UV-Initiated Hydrosilylation on Hydrogen-Terminated Silicon (111): Rate Coefficient Increase of Two Orders of Magnitude in the Presence of Aromatic Electron Acceptors
journal contributionposted on 27.11.2012, 00:00 by Lawrence A. Huck, Jillian M. Buriak
UV-initiated (254 nm) hydrosilylation of hexadecene on Si(111)-H has been studied in the presence of various aliphatic and aromatic molecules (additives). Many of these additives cause an enhancement in the pseudo-first-order rate coefficient (kobs) of hydrosilylation, some up to 200× faster than observed in neat hexadecene.
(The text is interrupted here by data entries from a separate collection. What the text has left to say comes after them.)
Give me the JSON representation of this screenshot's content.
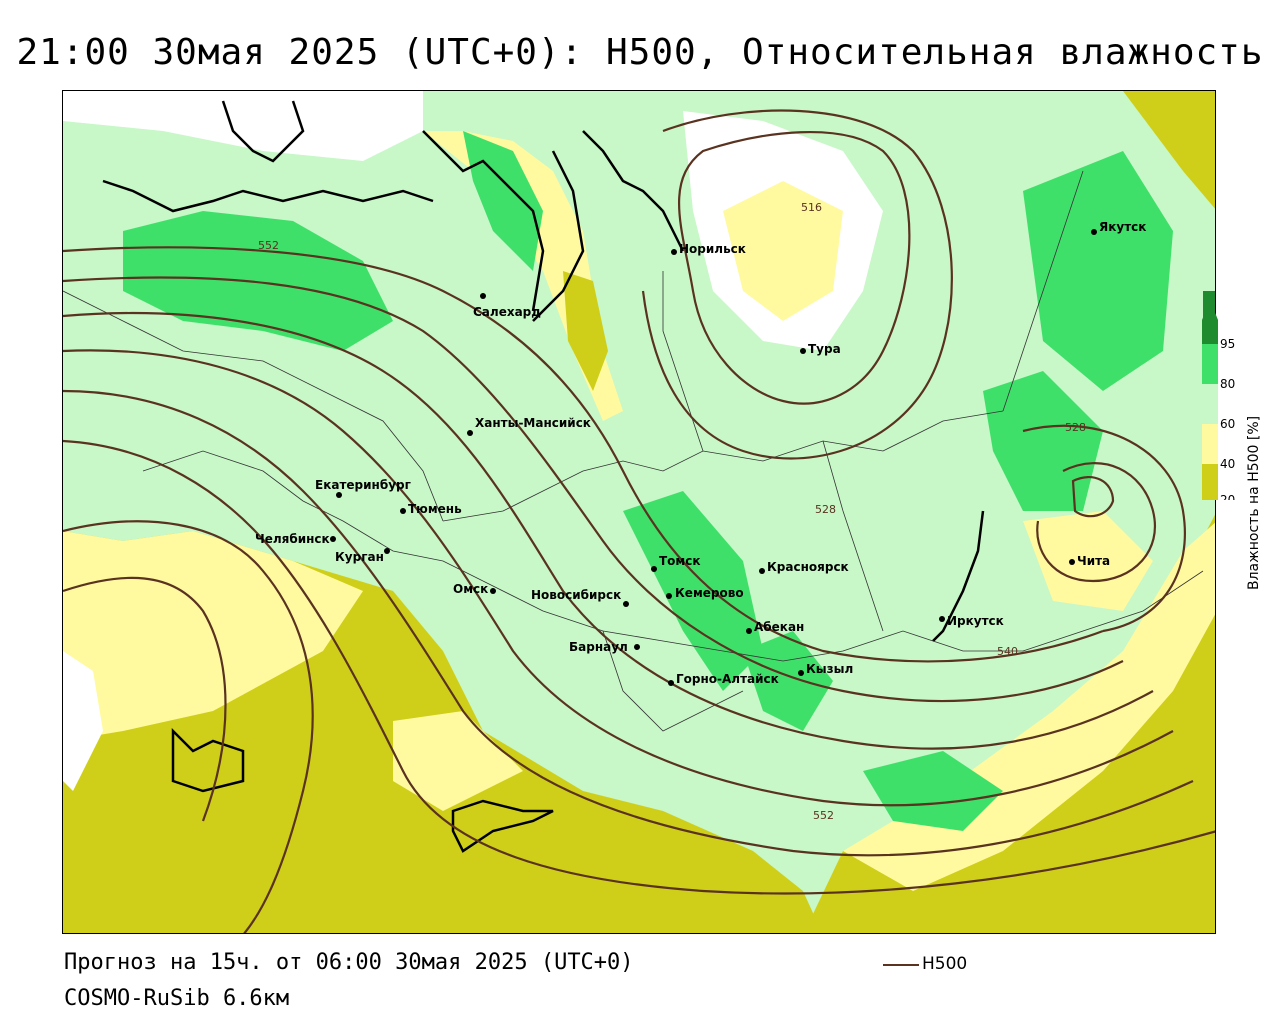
{
  "header": {
    "title": "21:00 30мая 2025 (UTC+0): H500, Относительная влажность"
  },
  "footer": {
    "forecast": "Прогноз на 15ч. от 06:00 30мая 2025 (UTC+0)",
    "model": "COSMO-RuSib 6.6км",
    "line_legend": "H500"
  },
  "legend": {
    "title": "Влажность на H500 [%]",
    "ticks": [
      "95",
      "80",
      "60",
      "40",
      "20"
    ],
    "colors": {
      "c95": "#1e8c2e",
      "c80": "#3fe06a",
      "c60": "#c8f7c8",
      "c40": "#fffaa0",
      "c20": "#cfcf1a"
    }
  },
  "map": {
    "contour_color": "#5a3220",
    "contour_labels": [
      "552",
      "516",
      "528",
      "528",
      "540",
      "552"
    ],
    "cities": [
      {
        "name": "Якутск"
      },
      {
        "name": "Норильск"
      },
      {
        "name": "Салехард"
      },
      {
        "name": "Тура"
      },
      {
        "name": "Ханты-Мансийск"
      },
      {
        "name": "Екатеринбург"
      },
      {
        "name": "Тюмень"
      },
      {
        "name": "Челябинск"
      },
      {
        "name": "Курган"
      },
      {
        "name": "Омск"
      },
      {
        "name": "Новосибирск"
      },
      {
        "name": "Томск"
      },
      {
        "name": "Кемерово"
      },
      {
        "name": "Красноярск"
      },
      {
        "name": "Абекан"
      },
      {
        "name": "Барнаул"
      },
      {
        "name": "Горно-Алтайск"
      },
      {
        "name": "Кызыл"
      },
      {
        "name": "Иркутск"
      },
      {
        "name": "Чита"
      }
    ]
  }
}
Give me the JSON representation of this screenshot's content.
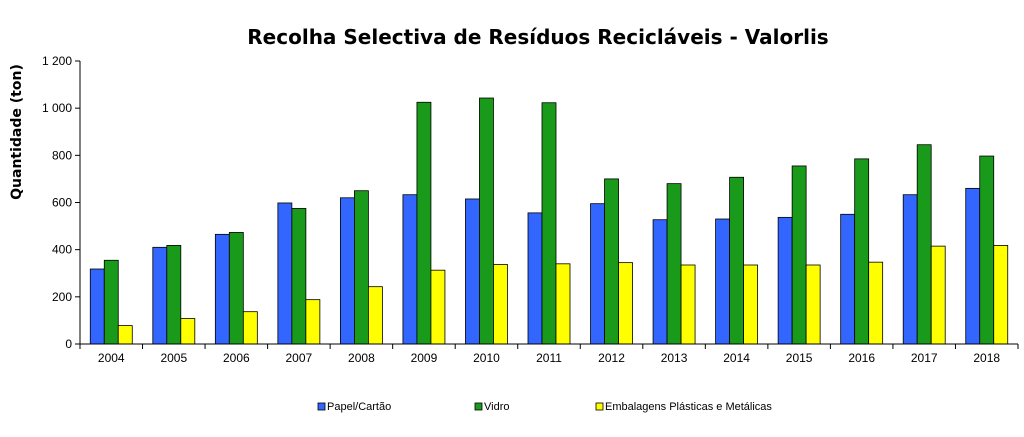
{
  "chart_data": {
    "type": "bar",
    "title": "Recolha Selectiva de Resíduos Recicláveis - Valorlis",
    "xlabel": "",
    "ylabel": "Quantidade (ton)",
    "ylim": [
      0,
      1200
    ],
    "yticks": [
      0,
      200,
      400,
      600,
      800,
      1000,
      1200
    ],
    "ytick_labels": [
      "0",
      "200",
      "400",
      "600",
      "800",
      "1 000",
      "1 200"
    ],
    "grid": false,
    "legend_position": "bottom",
    "categories": [
      "2004",
      "2005",
      "2006",
      "2007",
      "2008",
      "2009",
      "2010",
      "2011",
      "2012",
      "2013",
      "2014",
      "2015",
      "2016",
      "2017",
      "2018"
    ],
    "series": [
      {
        "name": "Papel/Cartão",
        "color": "#3366ff",
        "values": [
          318,
          410,
          465,
          598,
          620,
          633,
          615,
          556,
          595,
          527,
          530,
          537,
          550,
          633,
          660
        ]
      },
      {
        "name": "Vidro",
        "color": "#1a9a1a",
        "values": [
          355,
          418,
          473,
          575,
          650,
          1025,
          1043,
          1023,
          700,
          680,
          707,
          755,
          785,
          845,
          797
        ]
      },
      {
        "name": "Embalagens Plásticas e Metálicas",
        "color": "#ffff00",
        "values": [
          78,
          108,
          137,
          188,
          243,
          313,
          337,
          340,
          345,
          335,
          335,
          335,
          347,
          415,
          418
        ]
      }
    ]
  }
}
It is proposed that these additives capture the photoejected electron from the surface, thereby increasing the probability of reaction of the alkene with the surface hole (h+), leading to Si–C bond formation. While the ability of these additives to increase kobs is related to their reduction potential, aromatic additives are particularly efficient; we suspect this is due to the relatively strong physisorption of the aromatic molecules leading to a favorable geometry for electron transfer. The presence of these additives permits the use of a much lower intensity of UV light (∼30 μW/cm2), reducing the probability of photodegradation of the monolayer, and maximum coverage can be reached within minutes.